Choice of business entity type and equity issues

The attorneys at Fellows & Quenzer LLC have experience in creating various types of business entities for numerous clients over the last two decades. Whether you have a Start-Up for a new business or your existing business has outgrown its initial entity type, we can help guide you through your choices. We offer our clients the pros and cons for each type of entity relevant to their unique situation. If you have questions on the type of business entity compatible to your business or equity issues, please call us at 303-376-6366 for a complimentary consultation to explore your unique situation.

In Colorado, for business entity type, one has 5 main choices: sole proprietorship, partnership, limited liability company (LLC), limited liability partnership (LLP) and corporation. There are variations of each type creating a wide range of hybrids. For most businesses, the initial choice is between LLC and corporation.

A sole proprietorship means one owner, and is the "default" form of business entity if the owner does nothing else other than opens the doors to operate a business. The key issue of a sole proprietorship is that it is the same as you for all purposes, liability, debt, profit and tax. There is no protection of other personal assets and any debt of the business can be attached to all personal assets. 99 times out of 100, Fellows & Quenzer LLC recommends against operating a business as a sole proprietorship. The risks are too great and the advantages are minimal.

A traditional partnership is not a form of business entity often chosen in the 21st century. Each partner is liable for all actions of all other partners. There is no personal asset protection. In Colorado, the LLP or LLC is a preferable choice of entity rather than a traditional partnership.

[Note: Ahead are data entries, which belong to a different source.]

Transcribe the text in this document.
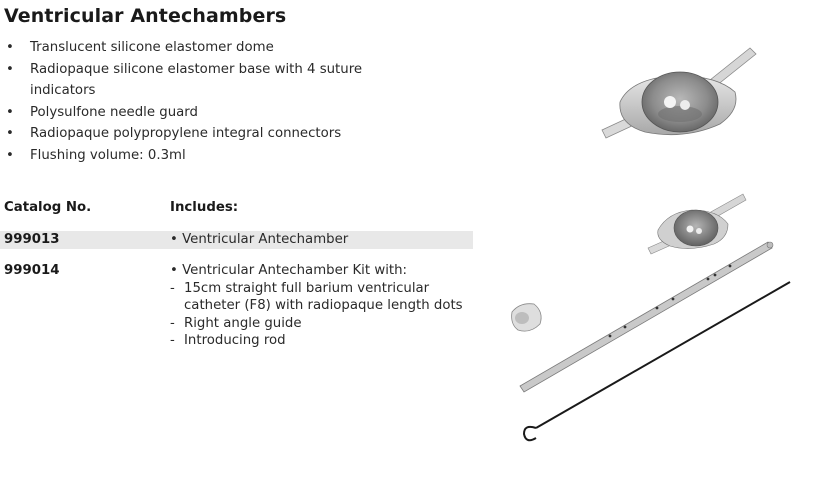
Ventricular Antechambers
• Translucent silicone elastomer dome
• Radiopaque silicone elastomer base with 4 suture
indicators
• Polysulfone needle guard
• Radiopaque polypropylene integral connectors
• Flushing volume: 0.3ml
Catalog No.	Includes:
999013	• Ventricular Antechamber
999014	• Ventricular Antechamber Kit with:
- 15cm straight full barium ventricular
catheter (F8) with radiopaque length dots
- Right angle guide
- Introducing rod
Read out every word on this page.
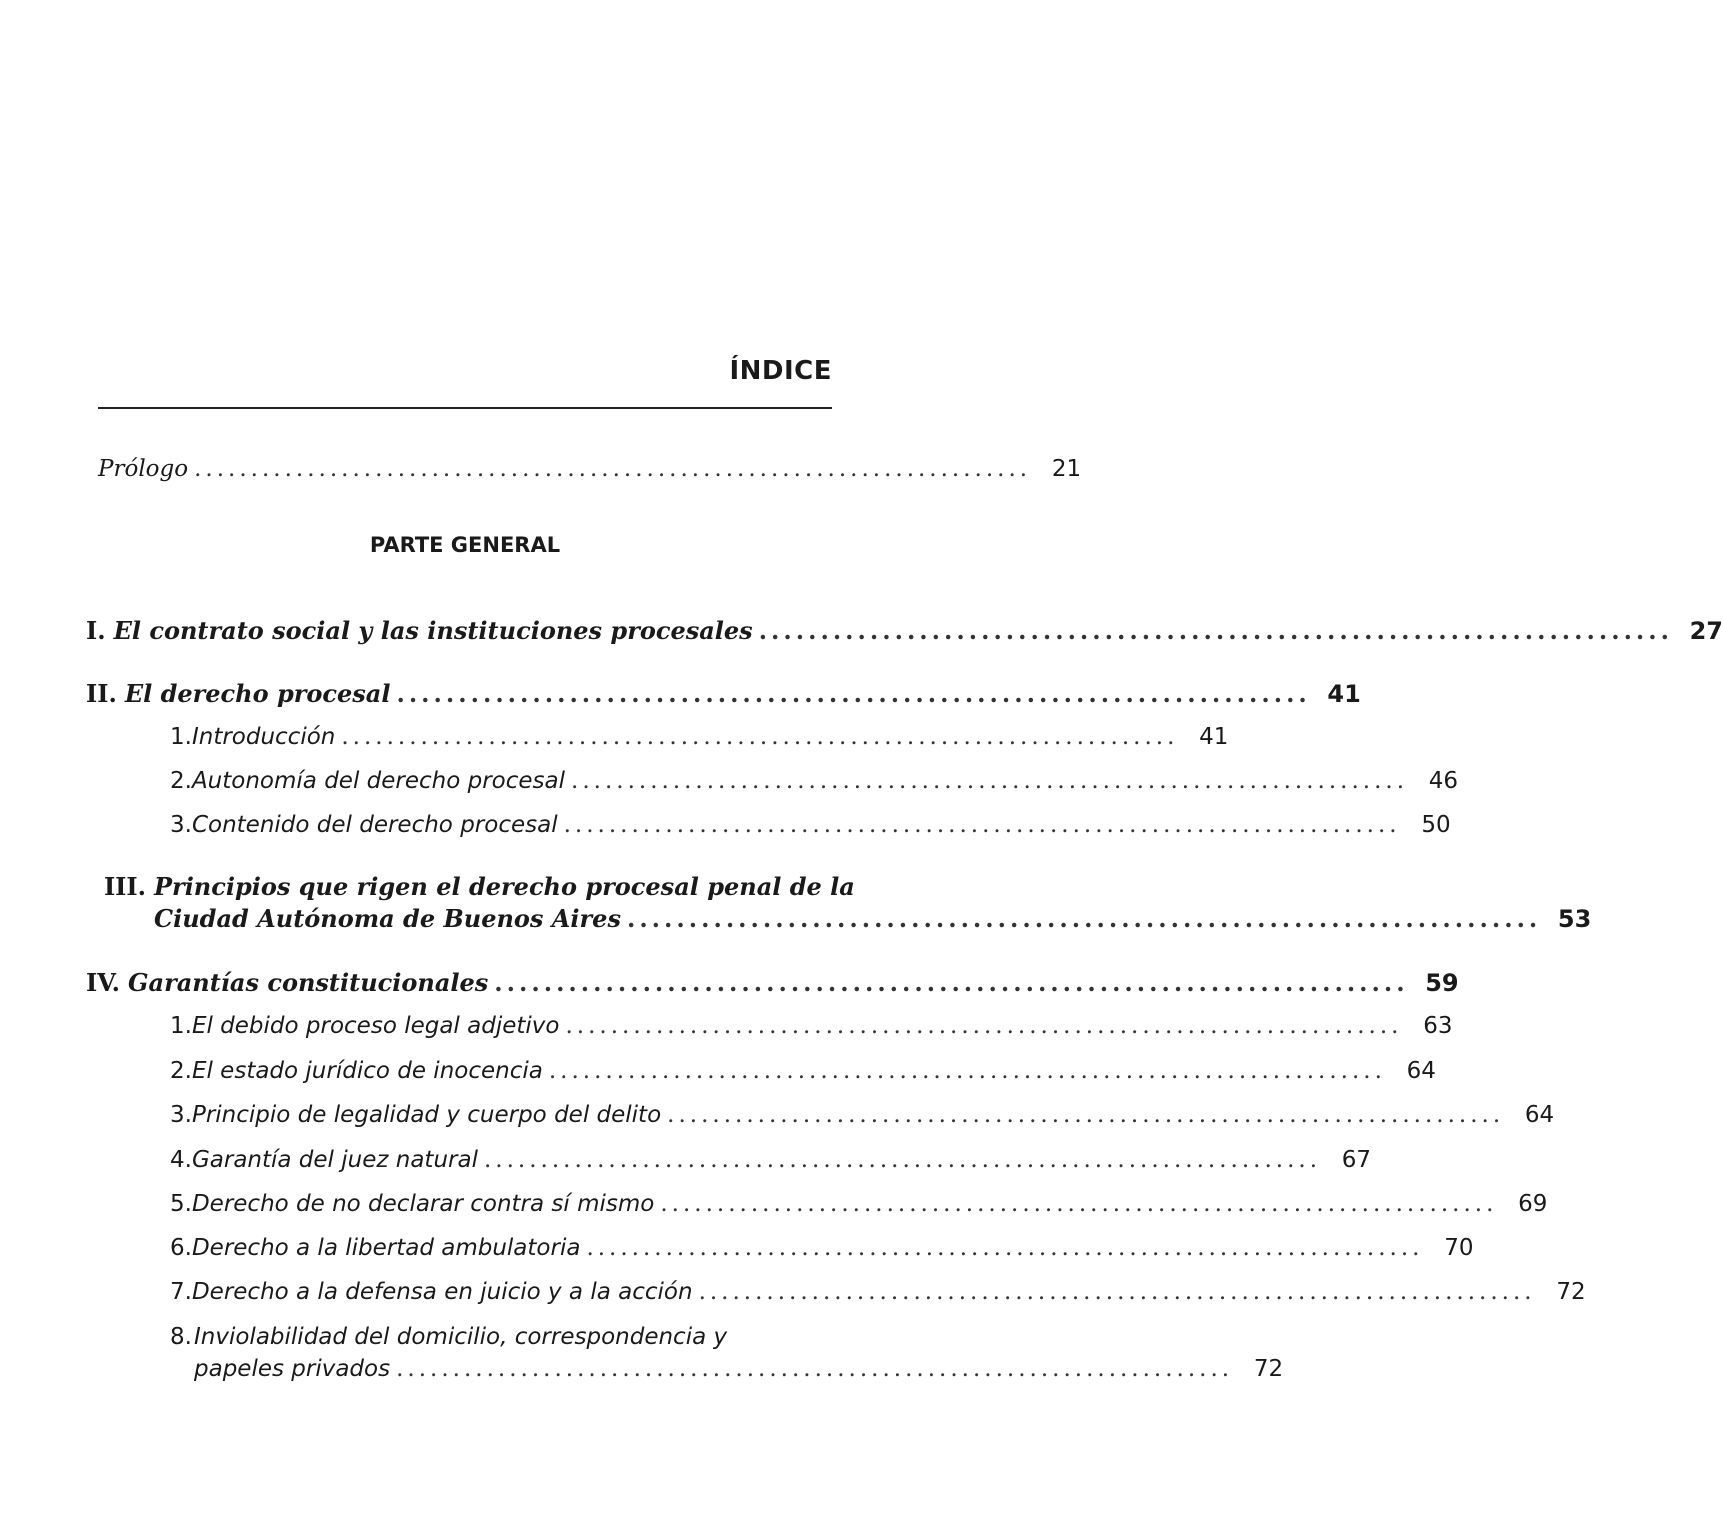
ÍNDICE
Prólogo .......................................................................... 21
PARTE GENERAL
I. El contrato social y las instituciones procesales .......................................................................... 27
II. El derecho procesal .......................................................................... 41
1. Introducción .......................................................................... 41
2. Autonomía del derecho procesal .......................................................................... 46
3. Contenido del derecho procesal .......................................................................... 50
III. Principios que rigen el derecho procesal penal de la
Ciudad Autónoma de Buenos Aires .......................................................................... 53
IV. Garantías constitucionales .......................................................................... 59
1. El debido proceso legal adjetivo .......................................................................... 63
2. El estado jurídico de inocencia .......................................................................... 64
3. Principio de legalidad y cuerpo del delito .......................................................................... 64
4. Garantía del juez natural .......................................................................... 67
5. Derecho de no declarar contra sí mismo .......................................................................... 69
6. Derecho a la libertad ambulatoria .......................................................................... 70
7. Derecho a la defensa en juicio y a la acción .......................................................................... 72
8.Inviolabilidad del domicilio, correspondencia y
papeles privados .......................................................................... 72
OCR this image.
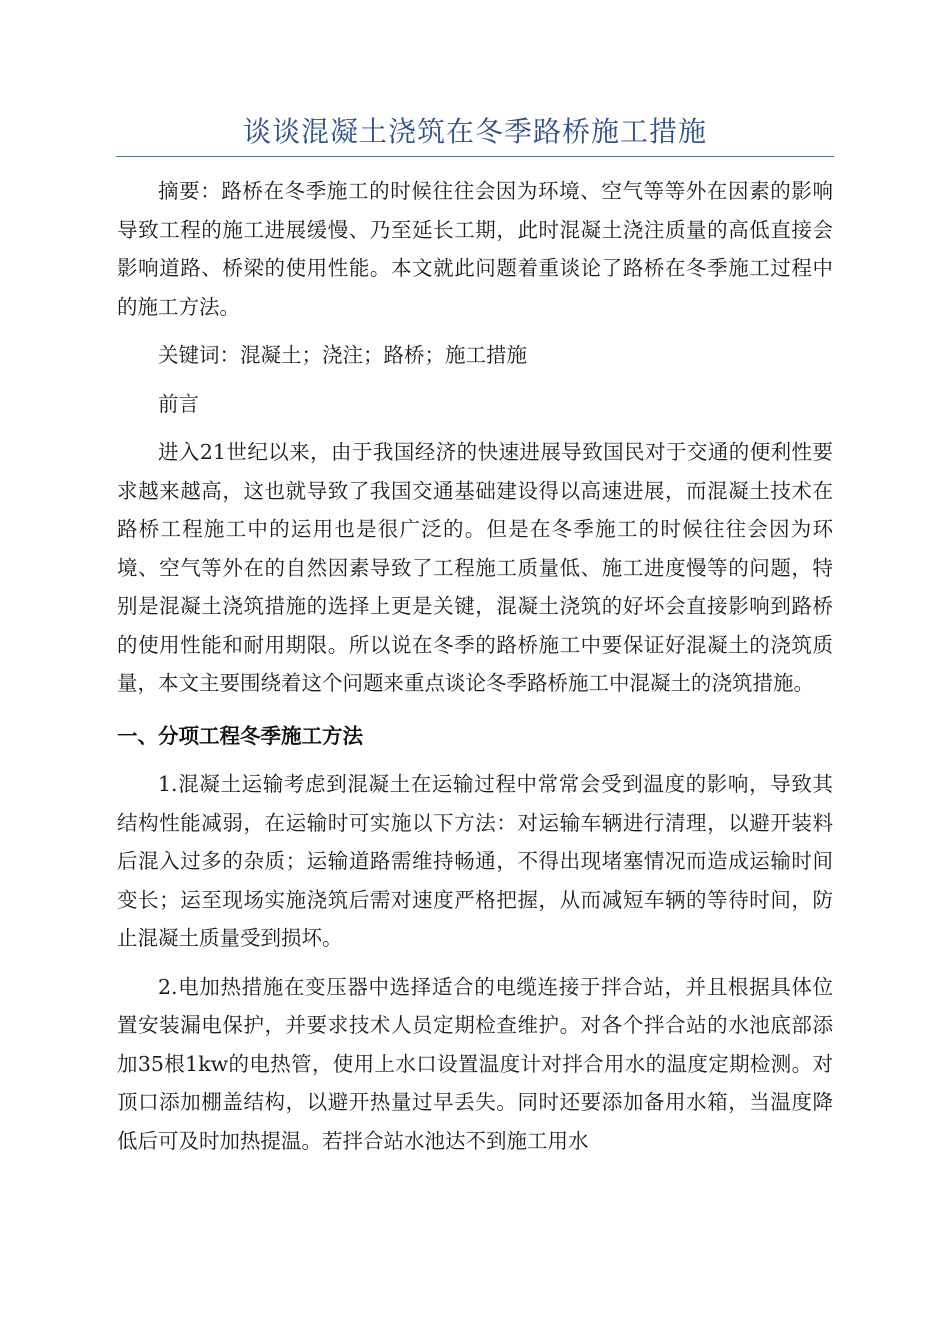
谈谈混凝土浇筑在冬季路桥施工措施

摘要：路桥在冬季施工的时候往往会因为环境、空气等等外在因素的影响导致工程的施工进展缓慢、乃至延长工期，此时混凝土浇注质量的高低直接会影响道路、桥梁的使用性能。本文就此问题着重谈论了路桥在冬季施工过程中的施工方法。

关键词：混凝土；浇注；路桥；施工措施

前言

进入21世纪以来，由于我国经济的快速进展导致国民对于交通的便利性要求越来越高，这也就导致了我国交通基础建设得以高速进展，而混凝土技术在路桥工程施工中的运用也是很广泛的。但是在冬季施工的时候往往会因为环境、空气等外在的自然因素导致了工程施工质量低、施工进度慢等的问题，特别是混凝土浇筑措施的选择上更是关键，混凝土浇筑的好坏会直接影响到路桥的使用性能和耐用期限。所以说在冬季的路桥施工中要保证好混凝土的浇筑质量，本文主要围绕着这个问题来重点谈论冬季路桥施工中混凝土的浇筑措施。

一、分项工程冬季施工方法

1.混凝土运输考虑到混凝土在运输过程中常常会受到温度的影响，导致其结构性能减弱，在运输时可实施以下方法：对运输车辆进行清理，以避开装料后混入过多的杂质；运输道路需维持畅通，不得出现堵塞情况而造成运输时间变长；运至现场实施浇筑后需对速度严格把握，从而减短车辆的等待时间，防止混凝土质量受到损坏。

2.电加热措施在变压器中选择适合的电缆连接于拌合站，并且根据具体位置安装漏电保护，并要求技术人员定期检查维护。对各个拌合站的水池底部添加35根1kw的电热管，使用上水口设置温度计对拌合用水的温度定期检测。对顶口添加棚盖结构，以避开热量过早丢失。同时还要添加备用水箱，当温度降低后可及时加热提温。若拌合站水池达不到施工用水
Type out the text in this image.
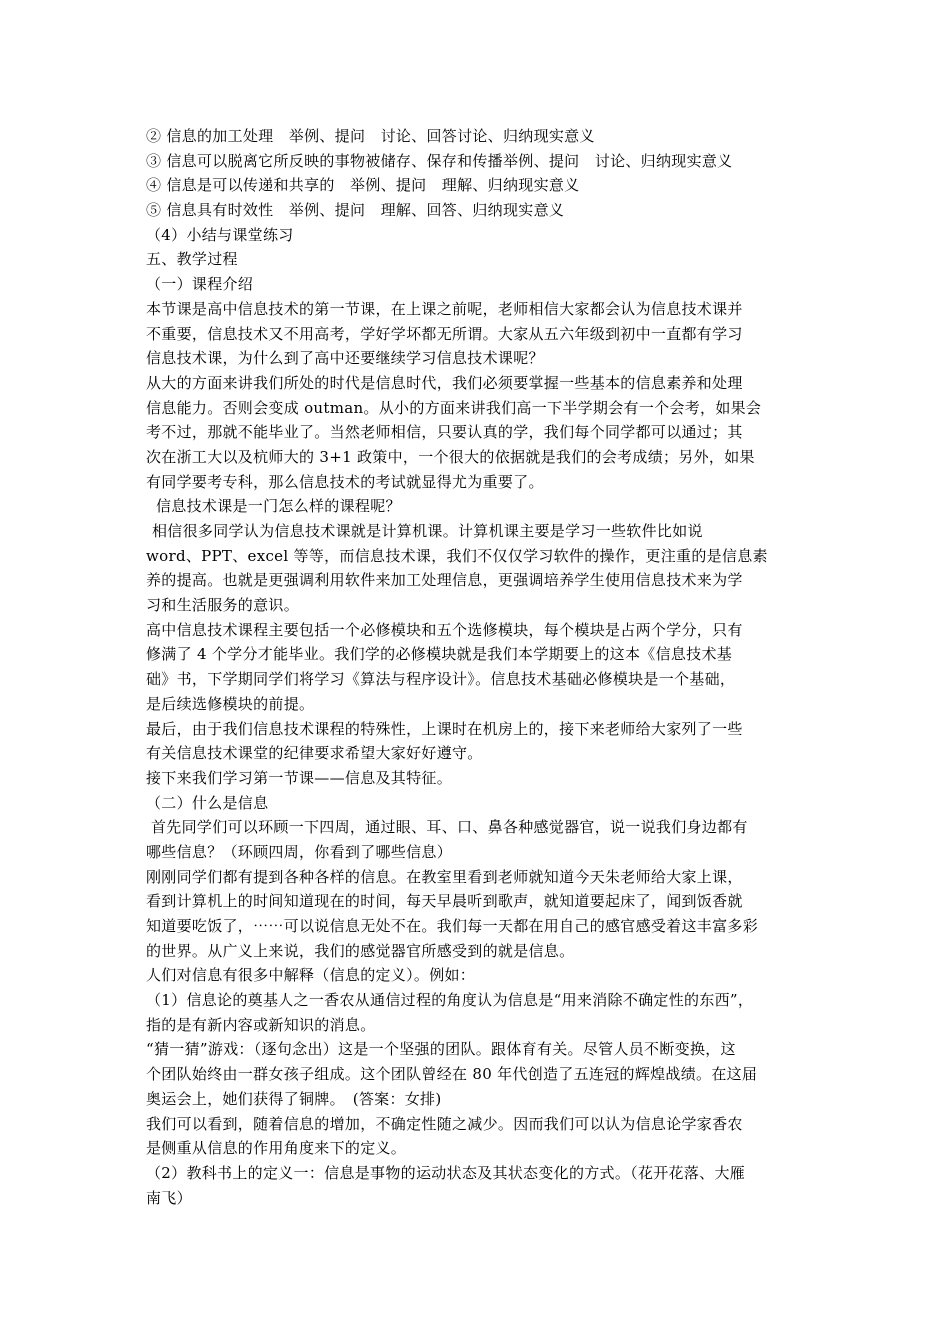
② 信息的加工处理　举例、提问　讨论、回答讨论、归纳现实意义
③ 信息可以脱离它所反映的事物被储存、保存和传播举例、提问　讨论、归纳现实意义
④ 信息是可以传递和共享的　举例、提问　理解、归纳现实意义
⑤ 信息具有时效性　举例、提问　理解、回答、归纳现实意义
（4）小结与课堂练习
五、教学过程
（一）课程介绍
本节课是高中信息技术的第一节课，在上课之前呢，老师相信大家都会认为信息技术课并
不重要，信息技术又不用高考，学好学坏都无所谓。大家从五六年级到初中一直都有学习
信息技术课，为什么到了高中还要继续学习信息技术课呢？
从大的方面来讲我们所处的时代是信息时代，我们必须要掌握一些基本的信息素养和处理
信息能力。否则会变成 outman。从小的方面来讲我们高一下半学期会有一个会考，如果会
考不过，那就不能毕业了。当然老师相信，只要认真的学，我们每个同学都可以通过；其
次在浙工大以及杭师大的 3+1 政策中，一个很大的依据就是我们的会考成绩；另外，如果
有同学要考专科，那么信息技术的考试就显得尤为重要了。
信息技术课是一门怎么样的课程呢？
相信很多同学认为信息技术课就是计算机课。计算机课主要是学习一些软件比如说
word、PPT、excel 等等，而信息技术课，我们不仅仅学习软件的操作，更注重的是信息素
养的提高。也就是更强调利用软件来加工处理信息，更强调培养学生使用信息技术来为学
习和生活服务的意识。
高中信息技术课程主要包括一个必修模块和五个选修模块，每个模块是占两个学分，只有
修满了 4 个学分才能毕业。我们学的必修模块就是我们本学期要上的这本《信息技术基
础》书，下学期同学们将学习《算法与程序设计》。信息技术基础必修模块是一个基础，
是后续选修模块的前提。
最后，由于我们信息技术课程的特殊性，上课时在机房上的，接下来老师给大家列了一些
有关信息技术课堂的纪律要求希望大家好好遵守。
接下来我们学习第一节课——信息及其特征。
（二）什么是信息
首先同学们可以环顾一下四周，通过眼、耳、口、鼻各种感觉器官，说一说我们身边都有
哪些信息？（环顾四周，你看到了哪些信息）
刚刚同学们都有提到各种各样的信息。在教室里看到老师就知道今天朱老师给大家上课，
看到计算机上的时间知道现在的时间，每天早晨听到歌声，就知道要起床了，闻到饭香就
知道要吃饭了，⋯⋯可以说信息无处不在。我们每一天都在用自己的感官感受着这丰富多彩
的世界。从广义上来说，我们的感觉器官所感受到的就是信息。
人们对信息有很多中解释（信息的定义）。例如：
（1）信息论的奠基人之一香农从通信过程的角度认为信息是“用来消除不确定性的东西”，
指的是有新内容或新知识的消息。
“猜一猜”游戏：（逐句念出）这是一个坚强的团队。跟体育有关。尽管人员不断变换，这
个团队始终由一群女孩子组成。这个团队曾经在 80 年代创造了五连冠的辉煌战绩。在这届
奥运会上，她们获得了铜牌。　(答案：女排)
我们可以看到，随着信息的增加，不确定性随之减少。因而我们可以认为信息论学家香农
是侧重从信息的作用角度来下的定义。
（2）教科书上的定义一：信息是事物的运动状态及其状态变化的方式。（花开花落、大雁
南飞）
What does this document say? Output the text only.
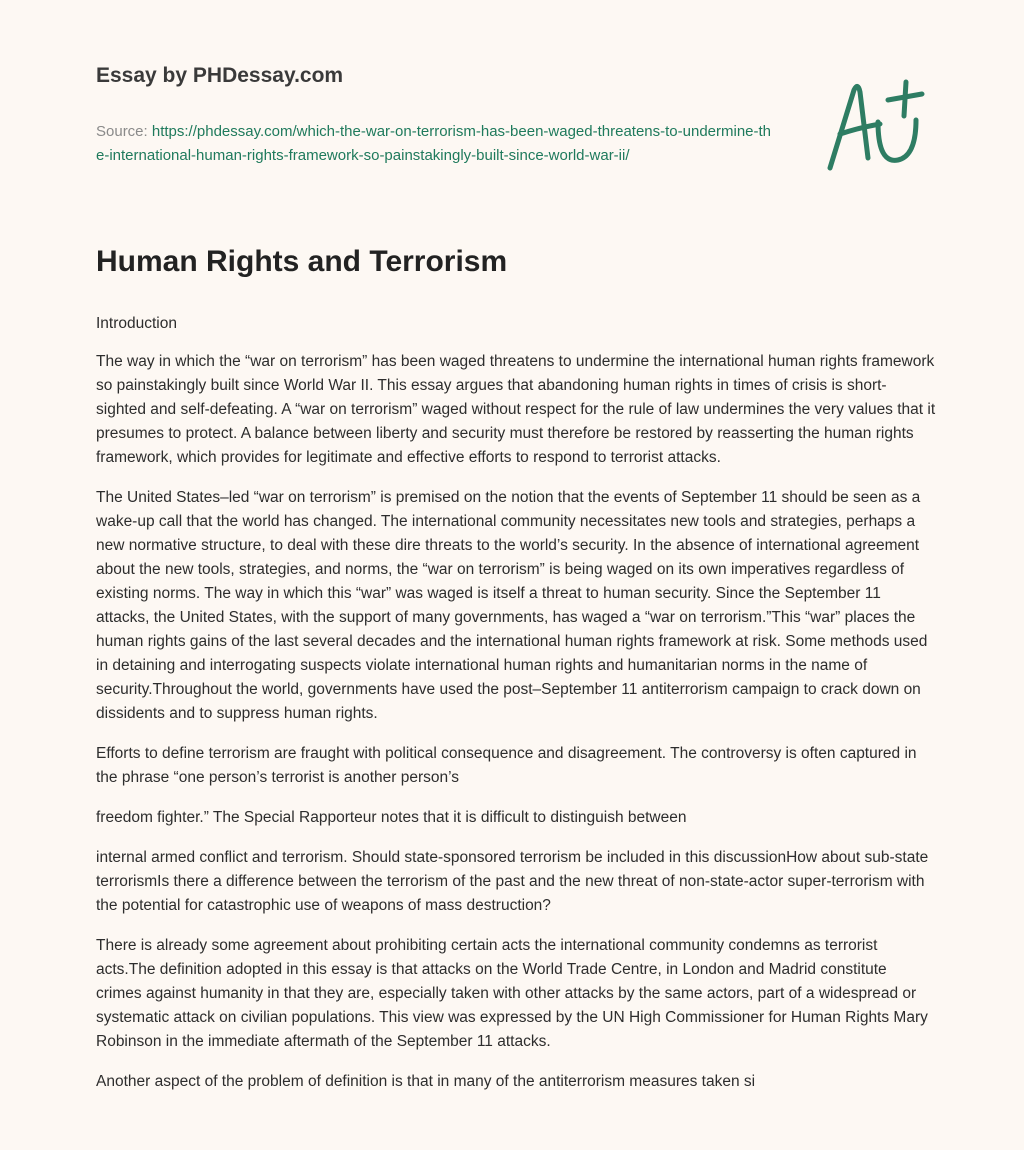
Essay by PHDessay.com
Source: https://phdessay.com/which-the-war-on-terrorism-has-been-waged-threatens-to-undermine-the-international-human-rights-framework-so-painstakingly-built-since-world-war-ii/
Human Rights and Terrorism

Introduction

The way in which the “war on terrorism” has been waged threatens to undermine the international human rights framework so painstakingly built since World War II. This essay argues that abandoning human rights in times of crisis is short-sighted and self-defeating. A “war on terrorism” waged without respect for the rule of law undermines the very values that it presumes to protect. A balance between liberty and security must therefore be restored by reasserting the human rights framework, which provides for legitimate and effective efforts to respond to terrorist attacks.

The United States–led “war on terrorism” is premised on the notion that the events of September 11 should be seen as a wake-up call that the world has changed. The international community necessitates new tools and strategies, perhaps a new normative structure, to deal with these dire threats to the world’s security. In the absence of international agreement about the new tools, strategies, and norms, the “war on terrorism” is being waged on its own imperatives regardless of existing norms. The way in which this “war” was waged is itself a threat to human security. Since the September 11 attacks, the United States, with the support of many governments, has waged a “war on terrorism.”This “war” places the human rights gains of the last several decades and the international human rights framework at risk. Some methods used in detaining and interrogating suspects violate international human rights and humanitarian norms in the name of security.Throughout the world, governments have used the post–September 11 antiterrorism campaign to crack down on dissidents and to suppress human rights.

Efforts to define terrorism are fraught with political consequence and disagreement. The controversy is often captured in the phrase “one person’s terrorist is another person’s

freedom fighter.” The Special Rapporteur notes that it is difficult to distinguish between

internal armed conflict and terrorism. Should state-sponsored terrorism be included in this discussionHow about sub-state terrorismIs there a difference between the terrorism of the past and the new threat of non-state-actor super-terrorism with the potential for catastrophic use of weapons of mass destruction?

There is already some agreement about prohibiting certain acts the international community condemns as terrorist acts.The definition adopted in this essay is that attacks on the World Trade Centre, in London and Madrid constitute crimes against humanity in that they are, especially taken with other attacks by the same actors, part of a widespread or systematic attack on civilian populations. This view was expressed by the UN High Commissioner for Human Rights Mary Robinson in the immediate aftermath of the September 11 attacks.

Another aspect of the problem of definition is that in many of the antiterrorism measures taken si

The LLP and LLC are somewhat similar. They each combine many of the aspects of a partnership with the aspects of a corporation. Each allows the partners or members to report income from the business on their personal tax returns. There is not a separate tax to the business. Each type of entity offers protection of other personal assets from business creditors. The business is considered a separate person from the founders. Each has very limited state reporting requirements and allows flexibility to the business in how it operates. One person can own an entire LLC. For IRS purposes, an LLC can be treated as a partnership or as an S type corporation. This is a desirable flexibility depending upon the nature of the business. Many real estate centered businesses form as an LLC and opt to be treated as a partnership for tax reporting purposes. There are numerous tax considerations for a business in deciding between a LLP, LLC or corporation.

There are two basic types of corporation, the subchapter C and subchapter S. The "C" and the "S" refer to parts of the federal tax code. The C Corporation is the preferred form of a larger corporation with many shareholders. There is no limit to the number of shareholders. All companies on the publicly traded stock exchanges are C corporations. The disadvantage is the double taxation that is paid on corporate profits. The C corporation pays taxes on its earnings and then shareholders also pay taxes on any dividend they receive from the C corporation as well.

The S Corporation's net earnings pass through to the shareholders on their personal tax returns without the double taxation of the C corporation. The disadvantage is there are limits to who can be a shareholder and how many shareholders are allowed. Also, for some issues such as various types of employee benefits that are allowed as a pretax business expense for C corporations and forbidden to S corporations.

Every business is different and each business owner should consult with experienced legal counsel for decisions related to type of business entity formation.